O Ministério Público terminou as suas alegações com a formulação das seguintes conclusões: «1- A falta de gravação de depoimento ou a sua inaudibilidade derivada a uma falha ou a uma deficiência no meio técnico (ou na sua utilização) ocorre, na audiência, durante o acto processual de gravação em suporte técnico, sendo este o acto processual que vê afectada a sua validade.

«2- Aquele vício constitui uma nulidade sanável que torna inválido o acto em que se verificou, no caso, a gravação, e só pode ser conhecida a requerimento do interessado.

«3- O reconhecimento do acto processual “gravação em suporte técnico” como sendo o acto processual afectado afasta a aplicação do regime específico de arguição das nulidades da sentença (art. 379º nº 1 do CPP) sendo a questão em apreço resolvida no âmbito do regime geral de arguição de nulidades.

«4- Não se tratando de uma decisão judicial que deva ser impugnada mas de uma nulidade ocorrida durante a prática de um acto processual, mais concretamente, durante a documentação das declarações, realizada pelo funcionário com os meios técnicos à disposição do tribunal, deve a mesma ser arguida perante o tribunal onde a mesma foi cometida de modo a que o juiz a quo a possa suprir.

«5- A arguição da nulidade perante o tribunal ad quem, contra o princípio da celeridade e economia processual, conduziria à prática de actos processuais inúteis já que o tribunal de recurso, ao verificar a inaudibilidade do depoimento, limitar-se-ia a mandar baixar o processo à primeira instância a fim de ali ser suprido o vício, suprimento esse que se traduziria tão só em proceder a regravar das declarações.

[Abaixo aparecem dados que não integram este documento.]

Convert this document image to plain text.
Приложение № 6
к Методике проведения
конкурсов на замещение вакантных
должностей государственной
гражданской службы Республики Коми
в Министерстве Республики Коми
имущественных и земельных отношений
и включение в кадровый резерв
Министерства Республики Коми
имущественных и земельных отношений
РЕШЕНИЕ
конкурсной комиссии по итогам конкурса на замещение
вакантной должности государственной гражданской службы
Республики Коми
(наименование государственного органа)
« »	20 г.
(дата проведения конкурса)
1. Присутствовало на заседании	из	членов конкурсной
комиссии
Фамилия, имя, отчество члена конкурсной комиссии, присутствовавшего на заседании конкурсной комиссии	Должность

«6- O tribunal de recurso visa tão só corrigir eventuais erros mas não visa criar decisões novas sobre questões que não tenham sido suscitadas no processo.

«7- Se a nulidade for irregularmente arguida na própria motivação de recurso, perante o tribunal ad quem, ainda assim, deve o juiz a quo proceder à correcção oficiosa do meio processual (artº 193º nºs 1 e 3 do CPC, aplicável por força do artº 4º do CPP) conhecendo da nulidade desde que a sua arguição tenha sido tempestiva.

«8- Sendo a nulidade irregularmente arguida no recurso, deve considerar-se tempestiva a arguição efectuada até ao último dia do prazo para interposição do recurso desde que não haja elementos no processo que permitam saber qual o dia em que o interessado tomou efectivo conhecimento da mesma, na medida em que é legítimo admitir como possível que o sujeito processual só ouça as declarações no último dia do prazo.

9- Caso o juiz a quo venha a reconhecer a nulidade, deverá, então, decidir, sanando-a e retomando os autos, só depois, a tramitação processual dos recursos. O mesmo será dizer que o juiz a quo, se verificar que o vício existe, mandará repetir o depoimento que ficou inaudível (art. 122º nº 2 do CPP); Caso não a reconheça, da decisão que indefere a pretensão caberá recurso para o tribunal ad quem.

Terminou a propor que o conflito de jurisprudência seja resolvido, fixando-se jurisprudência no seguinte sentido: «I- A falta ou deficiência de documentação das declarações orais, prevista no artigo 363º do CPP, constitui uma nulidade sanável devendo a mesma ser arguida, no prazo de 10 dias, a contar do seu conhecimento, perante o Tribunal onde tal nulidade foi cometida, nos termos conjugados dos artigos 120º nº 1 e 3 e 105º nº 1 do CPP, sob pena sanação.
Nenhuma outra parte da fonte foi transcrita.